Female Mechanical Engineering Students Rev Up Formula One Racing

Engineering students and graduates from Cambridge and Warwick Universities explain how they are lighting up motor racing.

© mik38

© mik38

Tola Shasanya — London

National Women in Engineering day sought to encourage more women to pursue engineering careers.

Last week, an event hosted at the London location of the Institute of Mechanical Engineers (IMechE) featured two female panels, both passionate about motorsports, showcasing career opportunities for women in engineering.

Anchored by BBC’s Jennie Gow, IMechE brought together a group of women with diverse interests and experience in F1 and race engineering.

Jenna said that people often don’t know that engineering can lead to so many different avenues. “It’s really good to be able to inform people about that, and excite people in engineering,” she said.

Rachael Matthews kicked off the student panel, sharing her experience of competing in F1 in Schools, a multidisciplinary competition for students aged 9-19 where teams design, manufacture, test and race air-powered cars.

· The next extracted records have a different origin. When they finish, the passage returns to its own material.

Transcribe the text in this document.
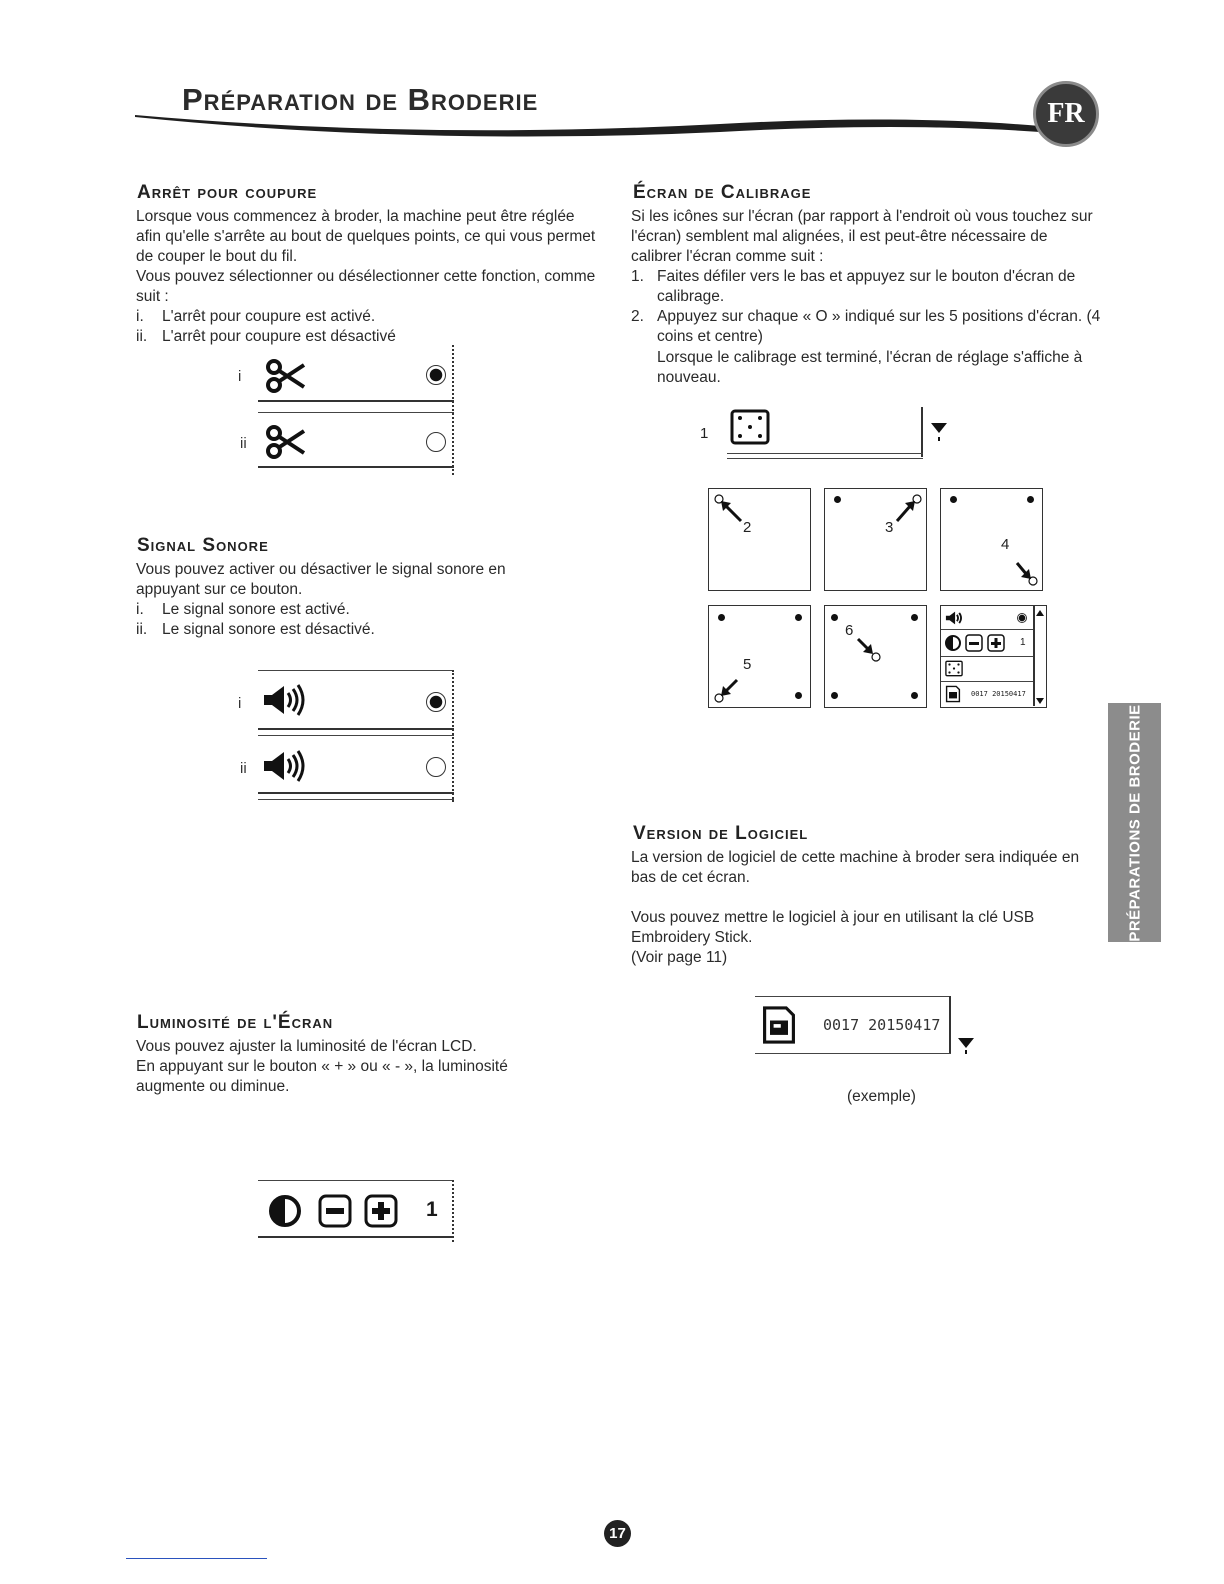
Préparation de Broderie	FR
Arrêt pour coupure
Lorsque vous commencez à broder, la machine peut être réglée afin qu'elle s'arrête au bout de quelques points, ce qui vous permet de couper le bout du fil.
Vous pouvez sélectionner ou désélectionner cette fonction, comme suit :
i.	L'arrêt pour coupure est activé.
ii. L'arrêt pour coupure est désactivé
i
ii
Signal Sonore
Vous pouvez activer ou désactiver le signal sonore en appuyant sur ce bouton.
i.	Le signal sonore est activé.
ii. Le signal sonore est désactivé.
i
ii
Luminosité de l'Écran
Vous pouvez ajuster la luminosité de l'écran LCD.
En appuyant sur le bouton « + » ou « - », la luminosité augmente ou diminue.
1
Écran de Calibrage
Si les icônes sur l'écran (par rapport à l'endroit où vous touchez sur l'écran) semblent mal alignées, il est peut-être nécessaire de calibrer l'écran comme suit :
1. Faites défiler vers le bas et appuyez sur le bouton d'écran de calibrage.
2. Appuyez sur chaque « O » indiqué sur les 5 positions d'écran. (4 coins et centre)
Lorsque le calibrage est terminé, l'écran de réglage s'affiche à nouveau.
1
2	3
4
5
6
1
0017 20150417
PRÉPARATIONS DE BRODERIE
Version de Logiciel
La version de logiciel de cette machine à broder sera indiquée en bas de cet écran.
Vous pouvez mettre le logiciel à jour en utilisant la clé USB Embroidery Stick.
(Voir page 11)
0017 20150417
(exemple)
17
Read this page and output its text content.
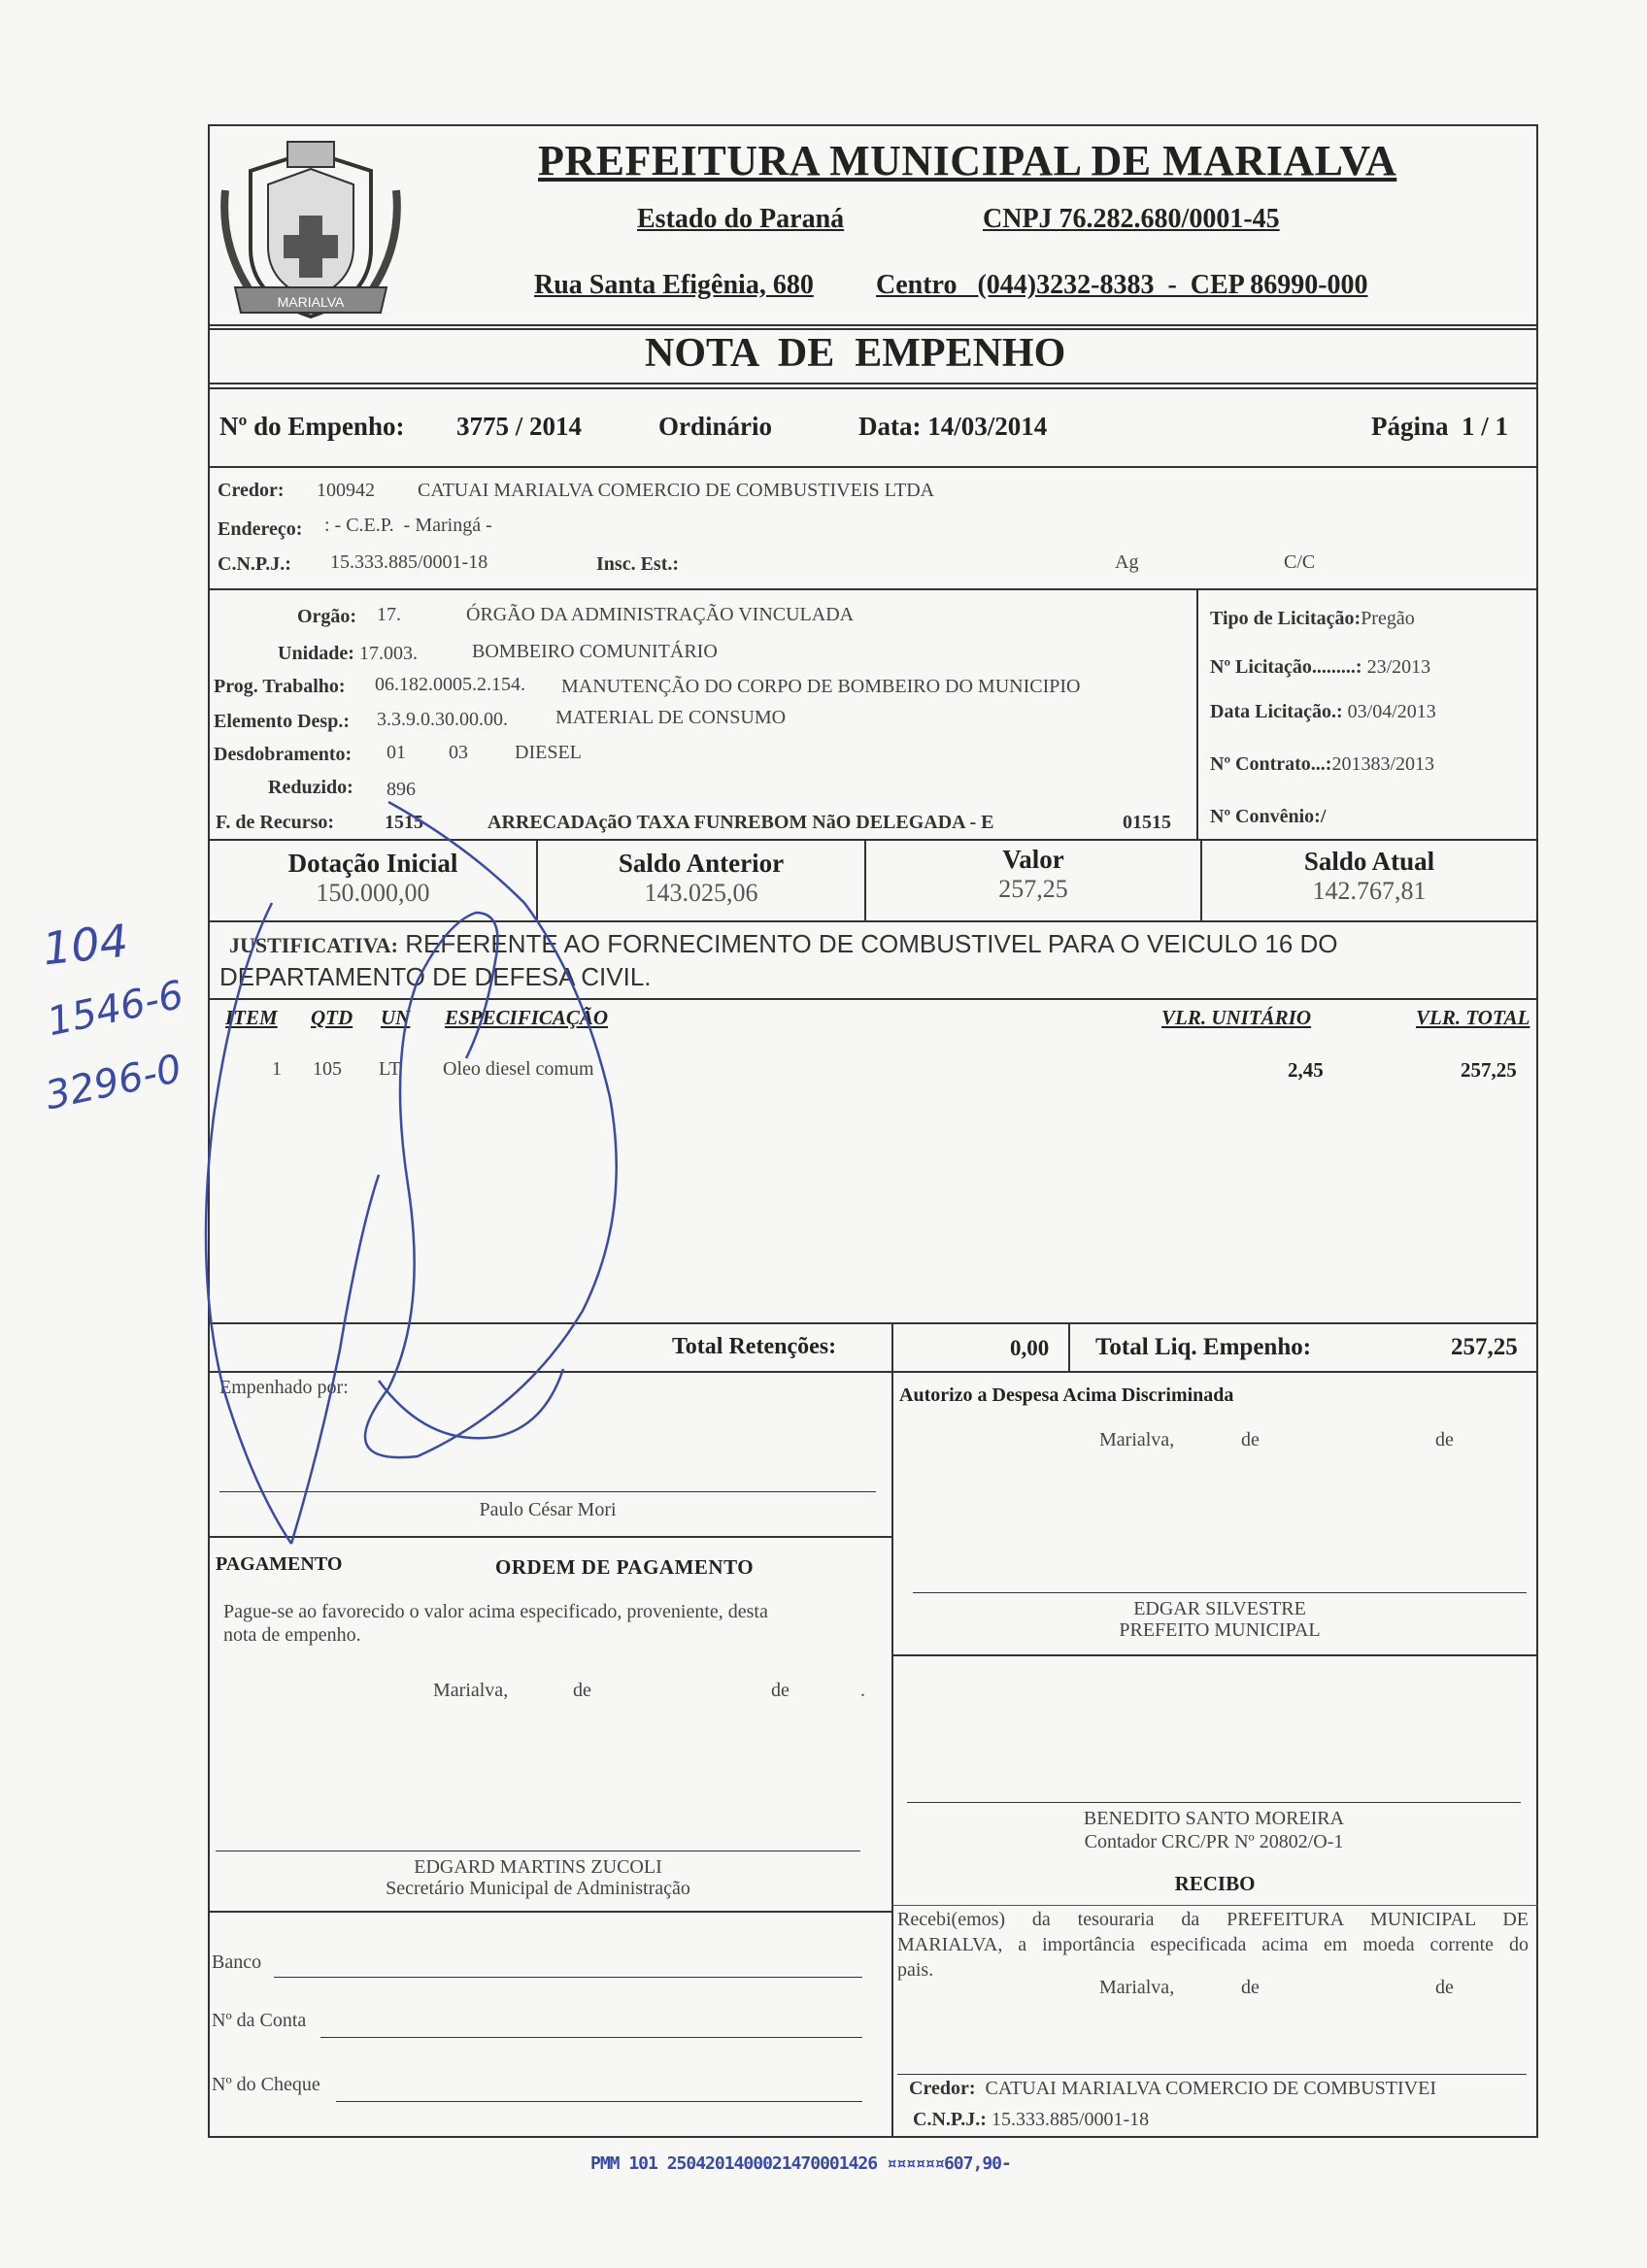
MARIALVA
PREFEITURA MUNICIPAL DE MARIALVA
Estado do Paraná	CNPJ 76.282.680/0001-45
Rua Santa Efigênia, 680 Centro   (044)3232-8383  -  CEP 86990-000
NOTA  DE  EMPENHO
Nº do Empenho: 3775 / 2014	Ordinário	Data: 14/03/2014	Página  1 / 1
Credor: 100942 CATUAI MARIALVA COMERCIO DE COMBUSTIVEIS LTDA
Endereço: : - C.E.P.  - Maringá -
C.N.P.J.: 15.333.885/0001-18	Insc. Est.:	Ag	C/C
Orgão: 17.	ÓRGÃO DA ADMINISTRAÇÃO VINCULADA
Unidade: 17.003.	BOMBEIRO COMUNITÁRIO
Prog. Trabalho: 06.182.0005.2.154. MANUTENÇÃO DO CORPO DE BOMBEIRO DO MUNICIPIO
Elemento Desp.: 3.3.9.0.30.00.00. MATERIAL DE CONSUMO
Desdobramento: 01 03 DIESEL
Reduzido: 896
F. de Recurso:	1515	ARRECADAçãO TAXA FUNREBOM NãO DELEGADA - E	01515
Tipo de Licitação:Pregão
Nº Licitação.........: 23/2013
Data Licitação.: 03/04/2013
Nº Contrato...:201383/2013
Nº Convênio:/
Dotação Inicial
150.000,00
Saldo Anterior
143.025,06
Valor
257,25
Saldo Atual
142.767,81
JUSTIFICATIVA: REFERENTE AO FORNECIMENTO DE COMBUSTIVEL PARA O VEICULO 16 DO
DEPARTAMENTO DE DEFESA CIVIL.
ITEM QTD UN ESPECIFICAÇÃO	VLR. UNITÁRIO	VLR. TOTAL
1 105 LT Oleo diesel comum	2,45	257,25
Total Retenções:	0,00 Total Liq. Empenho:	257,25
Empenhado por:
Paulo César Mori
Autorizo a Despesa Acima Discriminada
Marialva,	de	de
EDGAR SILVESTRE
PREFEITO MUNICIPAL
PAGAMENTO	ORDEM DE PAGAMENTO
Pague-se ao favorecido o valor acima especificado, proveniente, desta
nota de empenho.
Marialva,	de	de	.
EDGARD MARTINS ZUCOLI
Secretário Municipal de Administração
Banco
Nº da Conta
Nº do Cheque
BENEDITO SANTO MOREIRA
Contador CRC/PR Nº 20802/O-1
RECIBO
Recebi(emos) da tesouraria da PREFEITURA MUNICIPAL DE
MARIALVA, a importância especificada acima em moeda corrente do
pais.
Marialva,	de	de
Credor: CATUAI MARIALVA COMERCIO DE COMBUSTIVEI
C.N.P.J.: 15.333.885/0001-18
PMM 101 2504201400021470001426 ¤¤¤¤¤¤607,90-
104
1546-6
3296-0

Rachael’s role was to ensure the vehicle that her team, Colossus F1, created complied with all of the rules. She believes that the diversity of the competition contributed greatly to enriching the experience of the participants.

Helen Jarman is the team manager for an F1 Schools team called Evolution F1. She’s responsible for ensuring that everyone on the team does their job as effectively as possible. Evolution F1 is creating a launch energy recovery system as part of its entry into this year’s competition.

Aurelia Hibbert heads the Cambridge University Eco-Racing initiative, whose mission is to inspire and innovate.

Aurelia’s team designs and builds solar-powered cars which then compete at the World Solar Challenge, an endurance competition. Cambridge University Eco-Racing is the leading solar car racing team in the UK.

It does this by utilizing renewable energy and working with mentors to promote engineering to students. Eco-Racing proved popular, given the rise of Formula E, the world’s first fully electric racing series.

Hannah Surgue, a recent mechanical engineering graduate of at the University of Warwick, is part of Formula Student, an initiative organized by IMechE, in which students design, test and build race cars that they use to compete in the Formula Student competition in July each year.  

Hannah got involved in Formula Student at Warwick University in 2011 and it completely changed her career path.

Participating in Formula Student not only built up skills such as design and project management, it also exposed Hannah to the specialized world of race engineering. From shipping a race from the UK to Australia, to working with like-minded and passionate engineers, Hannah said the experience was diverse.

These stories go to show that education beyond the four walls of a class room can be effective, and perhaps more interesting. Participating in such activities also builds communication, team work, and organizational skills.